You would still need a license to carry this concealed weapon, and getting that license would require eight hours of training, which hopefully is eight hours of learning to keep the safety on rather than just some more target practice.
It does, of course, apply only to concealed weapons. Most agree that the snout of the famed plastic hog hat would be an excellent concealment spot, right next to the flask in the pig snout.
Otherwise, without the amendment, you just turned the student section into a volunteer militia.
The Southeastern Conference office apparently needed smelling salts when it got word of this.
The conference would have to draw straws to see which officials got the assignments for Arkansas home games.
How many opposing running backs would ever see 150 yards … or their 21st birthday?
How wide open would a wide receiver really want to get?
How long would it be before firing pistols in the air, Wild-West style, become a postgame tradition.
The SEC, Sun Belt and Southland are keeping their eyes on it.
While, we’re at it, it would be OK with me if the SEC also banned heavy artillery, such as cannons.
I hesitate on this one because it’s a long-standing Texas A&M tradition, and if nothing else, those Aggies are all about long-standing traditions.
I have also noticed that A&M has softened a bit in the years since LSU played there in the late 1980s, early 1990s, to when the Aggies joined the SEC just this decade.

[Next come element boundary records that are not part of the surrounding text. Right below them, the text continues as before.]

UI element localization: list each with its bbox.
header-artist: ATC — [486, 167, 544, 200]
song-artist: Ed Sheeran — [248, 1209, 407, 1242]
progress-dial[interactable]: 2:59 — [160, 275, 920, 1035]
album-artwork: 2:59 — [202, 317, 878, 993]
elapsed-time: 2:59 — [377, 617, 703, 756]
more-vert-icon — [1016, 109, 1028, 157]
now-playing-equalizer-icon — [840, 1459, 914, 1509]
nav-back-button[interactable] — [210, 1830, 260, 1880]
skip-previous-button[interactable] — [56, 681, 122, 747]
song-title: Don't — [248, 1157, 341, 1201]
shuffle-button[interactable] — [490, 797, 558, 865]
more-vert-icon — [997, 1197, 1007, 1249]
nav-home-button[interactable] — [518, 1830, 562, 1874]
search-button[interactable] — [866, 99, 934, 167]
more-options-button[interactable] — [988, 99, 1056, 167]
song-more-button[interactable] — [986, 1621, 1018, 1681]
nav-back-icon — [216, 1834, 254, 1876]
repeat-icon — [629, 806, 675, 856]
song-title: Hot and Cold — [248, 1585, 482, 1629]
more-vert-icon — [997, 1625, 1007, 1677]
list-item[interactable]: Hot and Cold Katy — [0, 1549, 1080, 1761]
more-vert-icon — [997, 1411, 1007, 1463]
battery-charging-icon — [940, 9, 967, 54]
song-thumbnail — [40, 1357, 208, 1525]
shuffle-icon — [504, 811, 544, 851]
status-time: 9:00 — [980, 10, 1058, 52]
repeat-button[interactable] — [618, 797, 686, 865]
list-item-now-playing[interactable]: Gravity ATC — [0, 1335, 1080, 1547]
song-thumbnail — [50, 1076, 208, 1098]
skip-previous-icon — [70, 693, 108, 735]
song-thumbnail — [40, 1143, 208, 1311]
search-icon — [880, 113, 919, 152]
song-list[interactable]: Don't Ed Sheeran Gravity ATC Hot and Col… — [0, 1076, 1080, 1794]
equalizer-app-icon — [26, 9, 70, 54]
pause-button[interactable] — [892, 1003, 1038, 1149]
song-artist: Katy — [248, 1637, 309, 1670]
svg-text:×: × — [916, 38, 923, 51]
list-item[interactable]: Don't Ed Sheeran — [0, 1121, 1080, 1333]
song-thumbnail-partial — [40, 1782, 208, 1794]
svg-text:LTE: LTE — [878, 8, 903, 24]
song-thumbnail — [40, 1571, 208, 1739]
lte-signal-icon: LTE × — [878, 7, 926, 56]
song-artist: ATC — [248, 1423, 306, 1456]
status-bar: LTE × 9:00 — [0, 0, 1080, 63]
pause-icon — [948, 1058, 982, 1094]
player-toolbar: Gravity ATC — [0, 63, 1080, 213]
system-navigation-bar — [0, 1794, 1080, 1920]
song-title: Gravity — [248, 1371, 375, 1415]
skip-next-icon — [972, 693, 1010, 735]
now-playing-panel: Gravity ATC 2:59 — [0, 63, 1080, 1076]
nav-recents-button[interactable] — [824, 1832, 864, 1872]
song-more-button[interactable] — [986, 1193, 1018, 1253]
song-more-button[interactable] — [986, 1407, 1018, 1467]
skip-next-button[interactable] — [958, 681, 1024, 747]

It’s one of the friendlier, more tranquil tailgate scenes you’ll come across these days, much to the chagrin, I’m guessing, to some of the old-time hardliners.
Back in the day, for the pregame scene, you always got the feeling you’d wandered into a full-scale military coup.
Whole lot of marching in procession. You’d swear you were under martial law.
One of their brood once pulled a sword on an SMU cheerleader who’d wandered onto the hallowed postgame turf.
But the centerpiece is the World War I-era cannon in the corner of the end zone.
If they want to get rid of that weapon of mass concussion, it would be OK with me.
I was slow to catch on to its significance.
My first trip there, LSU won 17-3 and, though it certainly annoyed the home crowd, all was fairly peaceful.
But it’s not a good place to get beat 45-7.
The mighty gun fires every time the Aggies score a touchdown.
My guess is that it’s firing blanks, but in any case, if there are actual mortars they would land somewhere in South America.
But the noise, the tremors … My guess is that it rattles the windows all the way to Corpus Christi.
Anyway, in 1991, the Aggies were beating the whey out Curley Hallman’s LSU and most everybody within two time zones was pretty well shell-shocked by halftime.
As is the custom, in the game’s waning moments I had exited the press box, made my way down, and was about to cross behind the far end zone to get to LSU’s dressing quarters for a postgame explanation of it all.
It was at that point that I realized that I was no more than 20 feet from the foul howitzer and that the Aggies, once again deep in LSU territory, were driving for yet another sonic-boom touchdown.
Panic set in. I froze in my tracks.
I was just about to make a run for it when, much to my relief, A&M starting taking a knee to run out the clock.
So I relaxed and let my guard down … unaware that they also delight in firing that thing at the end of victories.
Ka-BOOM.
My ears are still ringing to this day.